The long-distance interaction between two cis-acting replication elements in tombusviruses generates a bipartite RNA platform for the assembly of the replicase complex and repositions the internally bound RdRp to the 3′ terminus.
Tombusviruses also rely on several long-range interactions that mediate the premature termination of the RdRp during negative-strand synthesis that leads to transcription of subgenomic mRNAs (sgmRNAs).
In a coronavirus, an exceptionally long-range interaction, which spans ∼26,000 nucleotides, promotes polymerase repriming during the discontinuous template synthesis step of sgmRNA-N transcription.
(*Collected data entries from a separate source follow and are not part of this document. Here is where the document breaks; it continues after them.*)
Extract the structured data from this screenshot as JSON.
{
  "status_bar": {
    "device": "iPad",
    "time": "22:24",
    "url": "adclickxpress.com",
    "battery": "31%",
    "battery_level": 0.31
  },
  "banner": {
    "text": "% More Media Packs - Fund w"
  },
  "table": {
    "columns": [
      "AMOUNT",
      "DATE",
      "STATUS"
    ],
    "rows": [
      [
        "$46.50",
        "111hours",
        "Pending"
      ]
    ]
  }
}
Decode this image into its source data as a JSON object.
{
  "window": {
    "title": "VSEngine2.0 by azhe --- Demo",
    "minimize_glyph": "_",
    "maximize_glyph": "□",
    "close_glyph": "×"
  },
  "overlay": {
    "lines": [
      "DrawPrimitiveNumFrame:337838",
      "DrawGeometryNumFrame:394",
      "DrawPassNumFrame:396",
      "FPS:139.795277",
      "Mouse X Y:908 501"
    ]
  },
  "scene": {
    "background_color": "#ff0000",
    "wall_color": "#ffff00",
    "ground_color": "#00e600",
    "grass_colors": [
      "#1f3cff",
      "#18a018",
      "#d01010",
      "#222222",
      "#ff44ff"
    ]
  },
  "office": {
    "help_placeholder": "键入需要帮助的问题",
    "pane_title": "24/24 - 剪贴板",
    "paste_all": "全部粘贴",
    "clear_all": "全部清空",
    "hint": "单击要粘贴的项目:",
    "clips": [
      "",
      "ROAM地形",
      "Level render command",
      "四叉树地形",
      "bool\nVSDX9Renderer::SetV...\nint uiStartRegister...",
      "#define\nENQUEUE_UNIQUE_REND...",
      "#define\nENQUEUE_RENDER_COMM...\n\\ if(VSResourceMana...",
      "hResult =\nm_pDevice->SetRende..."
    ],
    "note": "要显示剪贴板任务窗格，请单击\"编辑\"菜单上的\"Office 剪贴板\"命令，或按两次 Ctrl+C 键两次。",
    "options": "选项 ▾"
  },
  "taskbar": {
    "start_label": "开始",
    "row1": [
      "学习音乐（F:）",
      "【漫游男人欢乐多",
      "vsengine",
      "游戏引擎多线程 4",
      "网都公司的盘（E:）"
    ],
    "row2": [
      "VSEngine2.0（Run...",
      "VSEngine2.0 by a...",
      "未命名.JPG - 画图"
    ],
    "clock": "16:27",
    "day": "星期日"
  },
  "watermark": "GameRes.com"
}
A challenge for the future will be to determine how these long-range interactions are integrated and regulated in the complex context of viral RNA genomes.
Long-range intragenomic RNA–RNA interactions in the genomes of positive-strand RNA viruses involve direct nucleotide base pairing and can span distances of thousands of nucleotides. In this Review, Nicholson and White discuss recent insights into the structure and function of these genomic features and highlight their diverse roles in the gene expression and genome replication of positive-strand RNA viruses.
Positive-strand RNA viruses are important human, animal and plant pathogens that are defined by their single-stranded positive-sense RNA genomes. In recent years, it has become increasingly evident that interactions that occur between distantly positioned RNA sequences within these genomes can mediate important viral activities. These long-range intragenomic RNA–RNA interactions involve direct nucleotide base pairing and can span distances of thousands of nucleotides. In this Review, we discuss recent insights into the structure and function of these intriguing genomic features and highlight their diverse roles in the gene expression and genome replication of positive-strand RNA viruses.